5. Pada persegi panjang \(OACB\), \(D\) adalah titik tengah \(OA\) dan \(P\) titik potong \(CD\) dengan diagonal \(AB\). Jika \(\vec{a}\)=\(\vec{OA}\) dan \(\vec{b}\)=\(\vec{OC}\) maka \(\vec{CP}\) =
a) \(\frac{1}{3}\vec{a}+\frac{2}{3}\vec{b}\)
b) \(\frac{1}{3}\vec{a}-\frac{2}{3}\vec{b}\)
c) \(-\frac{1}{3}\vec{a}-\frac{2}{3}\vec{b}\)
d) \(-\frac{2}{3}\vec{a}-\frac{1}{3}\vec{b}\)
e) \(-\frac{2}{3}\vec{a}+\frac{1}{3}\vec{b}\)
Penyelesaian:
\(CP : DP\) = \( 2 : 1\) 
Maka, \(\vec{CP}\) = \(\frac{2}{3}\vec{CD}\)=\(\left(\vec{CA}+\vec{AD}\right)\) 
\(\vec{CP}\)=\(\frac{2}{3}\left(\vec{a}-\vec{b}-\frac{1}{2}\vec{a}\right)\) = \(\frac{1}{3}\vec{a}-\frac{2}{3}\vec{b}\)

6. Diketahui vektor \(\vec{u}\)= \(\left(a, -2, -1\right)\) dan \(\vec{v}\) = \(\left(a, a, -1\right)\).
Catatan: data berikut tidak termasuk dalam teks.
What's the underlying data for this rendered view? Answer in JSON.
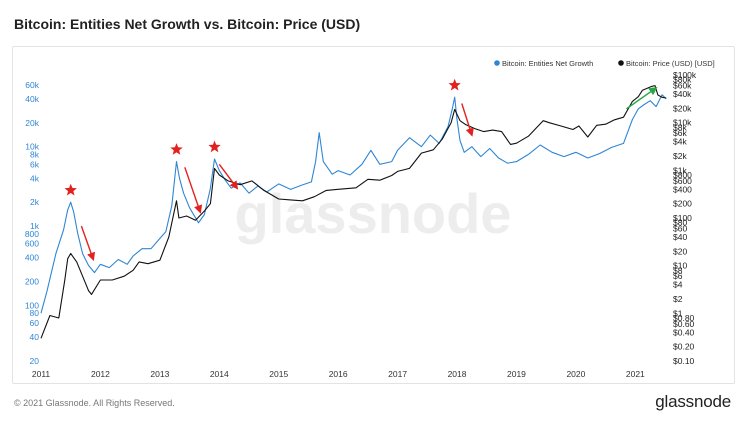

Jika vektor \(\vec{u}\) tegak lurus \(\vec{v}\) maka nilai \(a\) adalah
a) \(-1\)
b) \(0\)
c) \(1\)
d) \(2\)
e) \(3\)
Penyelesaian:
Diketahui: 
Vektor \(\vec{u}\)= \(\left(a, -2, -1\right)\) dan \(\vec{v}\) = \(\left(a, a, -1\right)\) 
vektor \(\vec{u}\) \(\bot\) \(\vec{v}\) maka 
\(\vec{u} \times \vec{v}\) = \(0\) 
\(\rightarrow\) \(a \times a + \left(-2 \right) \times a + \left(-1\right)\left(-1\right)\) = \(0\) 
\(\rightarrow\) \(a^{2} - 2a + 1\) = \(0\) 
\(\rightarrow\) \(\left(a-1\right)^{2}\) =\(0\) \(\rightarrow\) \(a\) = \(1\)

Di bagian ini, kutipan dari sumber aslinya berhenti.